Mediation may be particularly attractive for Probate, Estate Planning and Elder issues. Factors that are usually present in these matters that can be addressed more adequately in mediation are:
- Parties have a need to maintain an ongoing familial relationship
- Parties want to avoid using up assets and funds with the time and expense of litigation (remember Charles Dickens’ Bleak House!)
- Parties want to keep family matters confidential
- Strong emotions are involved that court litigation would not address
- The importance of involving myriad family members and giving them the opportunity to have their say face to face and to be validated
- Assuring the the elder party gets to have input in the process and a sense of self determinatiion
- Parties can come up with creative solutions that a court would not be able to order
Often a skillful mediator can help family members address difficult issues that would not be resolved by a court ruling.
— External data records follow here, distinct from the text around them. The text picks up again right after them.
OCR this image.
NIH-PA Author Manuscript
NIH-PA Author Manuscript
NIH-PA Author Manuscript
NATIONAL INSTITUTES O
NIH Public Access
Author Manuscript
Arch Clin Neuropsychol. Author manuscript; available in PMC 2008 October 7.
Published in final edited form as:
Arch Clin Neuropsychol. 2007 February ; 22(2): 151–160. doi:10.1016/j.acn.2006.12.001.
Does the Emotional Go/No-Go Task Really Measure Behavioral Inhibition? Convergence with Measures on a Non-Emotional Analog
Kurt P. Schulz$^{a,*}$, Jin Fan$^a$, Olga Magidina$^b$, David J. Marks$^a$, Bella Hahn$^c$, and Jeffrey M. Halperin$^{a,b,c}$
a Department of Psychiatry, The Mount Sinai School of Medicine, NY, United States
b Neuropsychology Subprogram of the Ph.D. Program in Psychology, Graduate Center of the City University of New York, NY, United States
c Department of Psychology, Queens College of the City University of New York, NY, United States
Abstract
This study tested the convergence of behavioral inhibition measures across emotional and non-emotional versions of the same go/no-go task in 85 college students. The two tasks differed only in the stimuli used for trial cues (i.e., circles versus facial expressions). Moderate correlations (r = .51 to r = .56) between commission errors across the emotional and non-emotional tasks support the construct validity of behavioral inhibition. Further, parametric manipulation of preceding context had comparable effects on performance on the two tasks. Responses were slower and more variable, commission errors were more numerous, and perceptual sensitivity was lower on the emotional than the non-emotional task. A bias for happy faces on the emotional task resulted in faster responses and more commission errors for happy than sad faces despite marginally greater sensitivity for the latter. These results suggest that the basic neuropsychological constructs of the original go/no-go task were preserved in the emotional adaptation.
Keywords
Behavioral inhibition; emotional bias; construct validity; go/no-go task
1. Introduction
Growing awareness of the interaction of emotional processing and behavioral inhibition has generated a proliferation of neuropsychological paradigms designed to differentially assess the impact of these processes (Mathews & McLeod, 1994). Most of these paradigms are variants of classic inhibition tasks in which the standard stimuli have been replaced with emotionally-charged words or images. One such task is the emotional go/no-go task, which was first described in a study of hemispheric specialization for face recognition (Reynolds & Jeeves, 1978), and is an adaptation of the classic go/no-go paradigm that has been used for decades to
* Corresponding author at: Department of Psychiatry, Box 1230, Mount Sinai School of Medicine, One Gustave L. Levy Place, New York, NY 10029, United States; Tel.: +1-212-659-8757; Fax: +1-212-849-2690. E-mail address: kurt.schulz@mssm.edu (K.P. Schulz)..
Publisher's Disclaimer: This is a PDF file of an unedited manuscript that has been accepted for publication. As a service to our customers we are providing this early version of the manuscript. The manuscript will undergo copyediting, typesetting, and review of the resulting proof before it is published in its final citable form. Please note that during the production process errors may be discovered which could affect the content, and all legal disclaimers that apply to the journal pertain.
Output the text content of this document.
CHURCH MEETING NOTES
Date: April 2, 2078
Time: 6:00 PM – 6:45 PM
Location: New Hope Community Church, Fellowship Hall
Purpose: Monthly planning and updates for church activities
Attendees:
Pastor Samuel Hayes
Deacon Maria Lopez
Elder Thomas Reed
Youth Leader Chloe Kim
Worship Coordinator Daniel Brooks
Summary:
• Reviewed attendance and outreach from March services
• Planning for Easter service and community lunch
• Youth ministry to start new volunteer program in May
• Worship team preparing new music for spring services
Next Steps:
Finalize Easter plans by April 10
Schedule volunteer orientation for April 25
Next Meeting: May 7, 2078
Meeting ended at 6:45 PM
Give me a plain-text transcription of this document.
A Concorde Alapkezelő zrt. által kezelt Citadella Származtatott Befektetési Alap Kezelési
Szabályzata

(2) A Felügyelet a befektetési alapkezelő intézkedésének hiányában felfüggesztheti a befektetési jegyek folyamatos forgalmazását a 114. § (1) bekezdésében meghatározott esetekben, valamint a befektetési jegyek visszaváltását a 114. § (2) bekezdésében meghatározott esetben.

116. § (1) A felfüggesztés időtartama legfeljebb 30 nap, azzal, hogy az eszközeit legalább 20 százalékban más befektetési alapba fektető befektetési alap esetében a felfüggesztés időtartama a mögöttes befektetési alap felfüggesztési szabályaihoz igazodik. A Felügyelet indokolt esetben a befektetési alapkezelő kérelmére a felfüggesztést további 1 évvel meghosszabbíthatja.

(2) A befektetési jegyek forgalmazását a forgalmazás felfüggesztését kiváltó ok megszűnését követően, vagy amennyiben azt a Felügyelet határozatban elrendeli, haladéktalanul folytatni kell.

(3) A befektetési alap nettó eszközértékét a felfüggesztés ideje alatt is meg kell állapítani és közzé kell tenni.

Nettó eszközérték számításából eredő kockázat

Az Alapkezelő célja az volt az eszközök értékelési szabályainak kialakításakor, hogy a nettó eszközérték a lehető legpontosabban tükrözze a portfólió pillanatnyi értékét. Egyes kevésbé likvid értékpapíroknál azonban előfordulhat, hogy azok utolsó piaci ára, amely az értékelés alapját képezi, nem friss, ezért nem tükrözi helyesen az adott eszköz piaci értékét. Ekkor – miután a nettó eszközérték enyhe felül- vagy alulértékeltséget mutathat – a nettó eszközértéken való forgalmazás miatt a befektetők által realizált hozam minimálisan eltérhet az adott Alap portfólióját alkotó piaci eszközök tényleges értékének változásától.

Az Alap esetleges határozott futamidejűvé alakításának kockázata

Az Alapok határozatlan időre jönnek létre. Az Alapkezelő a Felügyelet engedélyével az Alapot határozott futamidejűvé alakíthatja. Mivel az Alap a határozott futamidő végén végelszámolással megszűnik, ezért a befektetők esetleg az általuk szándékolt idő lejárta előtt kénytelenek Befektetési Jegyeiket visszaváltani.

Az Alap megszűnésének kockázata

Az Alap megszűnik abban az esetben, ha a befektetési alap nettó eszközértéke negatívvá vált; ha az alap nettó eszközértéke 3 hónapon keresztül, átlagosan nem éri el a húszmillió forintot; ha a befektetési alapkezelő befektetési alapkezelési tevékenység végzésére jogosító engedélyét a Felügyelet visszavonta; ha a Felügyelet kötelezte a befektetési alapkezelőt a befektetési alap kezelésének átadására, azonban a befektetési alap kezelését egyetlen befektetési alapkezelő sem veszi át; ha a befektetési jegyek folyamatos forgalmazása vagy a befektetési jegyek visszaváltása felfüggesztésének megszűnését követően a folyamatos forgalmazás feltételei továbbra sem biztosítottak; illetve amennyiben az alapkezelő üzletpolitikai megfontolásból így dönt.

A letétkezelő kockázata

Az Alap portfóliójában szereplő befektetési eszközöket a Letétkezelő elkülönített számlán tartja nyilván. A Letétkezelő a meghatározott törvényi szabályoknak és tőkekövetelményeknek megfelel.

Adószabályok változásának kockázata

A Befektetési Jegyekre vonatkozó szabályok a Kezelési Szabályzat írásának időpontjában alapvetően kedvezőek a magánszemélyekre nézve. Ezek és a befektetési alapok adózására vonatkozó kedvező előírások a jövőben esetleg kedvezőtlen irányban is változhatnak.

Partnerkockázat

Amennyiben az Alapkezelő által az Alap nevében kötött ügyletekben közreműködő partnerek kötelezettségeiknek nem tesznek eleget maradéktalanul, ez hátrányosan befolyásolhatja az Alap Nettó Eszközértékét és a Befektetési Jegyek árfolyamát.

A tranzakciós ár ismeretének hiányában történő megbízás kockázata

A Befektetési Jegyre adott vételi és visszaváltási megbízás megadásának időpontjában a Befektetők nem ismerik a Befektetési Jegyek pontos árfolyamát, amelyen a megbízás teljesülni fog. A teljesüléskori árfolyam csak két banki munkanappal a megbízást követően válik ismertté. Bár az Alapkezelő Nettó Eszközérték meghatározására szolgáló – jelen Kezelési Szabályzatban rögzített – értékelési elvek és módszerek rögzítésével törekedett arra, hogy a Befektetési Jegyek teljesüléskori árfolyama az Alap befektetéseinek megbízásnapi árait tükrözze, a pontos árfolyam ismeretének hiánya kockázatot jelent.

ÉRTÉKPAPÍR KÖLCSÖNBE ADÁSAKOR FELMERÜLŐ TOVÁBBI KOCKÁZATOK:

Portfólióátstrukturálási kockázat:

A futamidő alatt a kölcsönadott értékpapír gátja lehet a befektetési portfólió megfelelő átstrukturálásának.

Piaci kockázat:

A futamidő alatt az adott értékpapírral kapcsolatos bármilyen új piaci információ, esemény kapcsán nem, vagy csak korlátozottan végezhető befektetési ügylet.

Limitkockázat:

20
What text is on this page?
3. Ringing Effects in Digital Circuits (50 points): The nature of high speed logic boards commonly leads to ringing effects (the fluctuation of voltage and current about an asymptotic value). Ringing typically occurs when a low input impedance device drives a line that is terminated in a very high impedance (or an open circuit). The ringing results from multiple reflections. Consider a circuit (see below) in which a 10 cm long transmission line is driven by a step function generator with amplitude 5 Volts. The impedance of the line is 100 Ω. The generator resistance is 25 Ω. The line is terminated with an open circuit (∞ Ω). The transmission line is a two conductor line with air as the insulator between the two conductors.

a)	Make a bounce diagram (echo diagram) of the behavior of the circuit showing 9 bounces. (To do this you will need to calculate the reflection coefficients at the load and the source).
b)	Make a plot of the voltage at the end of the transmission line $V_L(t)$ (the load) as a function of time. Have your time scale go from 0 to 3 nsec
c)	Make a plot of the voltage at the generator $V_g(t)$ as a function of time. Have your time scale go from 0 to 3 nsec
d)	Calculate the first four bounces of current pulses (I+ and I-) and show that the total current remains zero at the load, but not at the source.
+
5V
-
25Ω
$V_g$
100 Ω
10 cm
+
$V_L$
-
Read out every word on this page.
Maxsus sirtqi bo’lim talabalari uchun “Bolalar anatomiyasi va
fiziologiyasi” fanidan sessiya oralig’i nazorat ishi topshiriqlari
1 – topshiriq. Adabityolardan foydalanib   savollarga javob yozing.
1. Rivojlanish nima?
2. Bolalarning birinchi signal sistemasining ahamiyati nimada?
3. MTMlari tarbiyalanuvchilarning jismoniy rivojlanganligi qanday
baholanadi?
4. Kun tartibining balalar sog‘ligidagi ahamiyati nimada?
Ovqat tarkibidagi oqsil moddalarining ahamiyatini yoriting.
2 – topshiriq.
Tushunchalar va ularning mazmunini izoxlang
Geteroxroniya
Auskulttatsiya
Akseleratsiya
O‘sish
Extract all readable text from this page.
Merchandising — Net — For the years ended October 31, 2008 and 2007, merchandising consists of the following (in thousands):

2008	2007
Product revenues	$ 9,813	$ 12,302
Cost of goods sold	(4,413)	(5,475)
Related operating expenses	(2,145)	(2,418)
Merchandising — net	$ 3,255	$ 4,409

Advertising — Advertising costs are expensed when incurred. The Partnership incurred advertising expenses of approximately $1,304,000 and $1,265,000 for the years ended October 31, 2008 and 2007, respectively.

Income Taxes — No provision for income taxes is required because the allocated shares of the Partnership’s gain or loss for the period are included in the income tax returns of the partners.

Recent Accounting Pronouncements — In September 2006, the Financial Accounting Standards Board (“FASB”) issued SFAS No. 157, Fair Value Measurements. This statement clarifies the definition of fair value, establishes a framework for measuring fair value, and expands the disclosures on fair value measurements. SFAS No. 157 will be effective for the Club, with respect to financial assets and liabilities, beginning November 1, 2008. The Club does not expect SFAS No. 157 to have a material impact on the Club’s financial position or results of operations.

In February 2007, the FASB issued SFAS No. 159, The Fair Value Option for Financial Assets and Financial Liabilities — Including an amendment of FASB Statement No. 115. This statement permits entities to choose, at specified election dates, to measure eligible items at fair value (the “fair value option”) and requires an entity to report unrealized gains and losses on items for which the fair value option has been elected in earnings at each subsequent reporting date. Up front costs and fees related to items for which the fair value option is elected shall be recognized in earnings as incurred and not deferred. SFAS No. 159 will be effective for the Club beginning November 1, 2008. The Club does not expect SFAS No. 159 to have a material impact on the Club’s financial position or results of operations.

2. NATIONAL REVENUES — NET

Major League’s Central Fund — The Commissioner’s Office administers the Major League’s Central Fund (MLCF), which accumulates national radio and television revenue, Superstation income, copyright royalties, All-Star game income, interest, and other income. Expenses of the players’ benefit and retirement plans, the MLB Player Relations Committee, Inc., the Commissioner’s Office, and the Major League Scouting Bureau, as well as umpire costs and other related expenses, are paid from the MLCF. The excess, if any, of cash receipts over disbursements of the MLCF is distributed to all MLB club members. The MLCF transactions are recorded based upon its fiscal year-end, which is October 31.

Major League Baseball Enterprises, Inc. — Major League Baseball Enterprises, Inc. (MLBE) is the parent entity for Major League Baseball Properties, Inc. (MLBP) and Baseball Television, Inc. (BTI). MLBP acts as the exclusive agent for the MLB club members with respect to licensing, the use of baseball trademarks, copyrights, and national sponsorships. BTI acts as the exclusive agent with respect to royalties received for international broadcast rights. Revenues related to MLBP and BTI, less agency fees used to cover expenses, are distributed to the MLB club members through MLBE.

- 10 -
If Mom left second son out of her will, all a Judge can do is decide if she was competent when she wrote the will. If she was, second son is out of luck. In the same situation, a mediation could bring all the family members together to discuss the reasons behind this clause. Maybe it was written 15 years ago when second son was sowing his wild oats and wasn’t communicating with Mom. But those conditions no longer existed by the time of Mom’s death and he and Mom renewed their relationship. Mom just never got around to changing her will. By bringing the family into mediation, the other heirs and family members could decide to share their part of Mom’s inheritance and/or make sure that second son at least gets something of sentimental value from his Mother.
There are many more situations where mediation would help families resolve these kinds of disputes. We will discuss them more in later entries.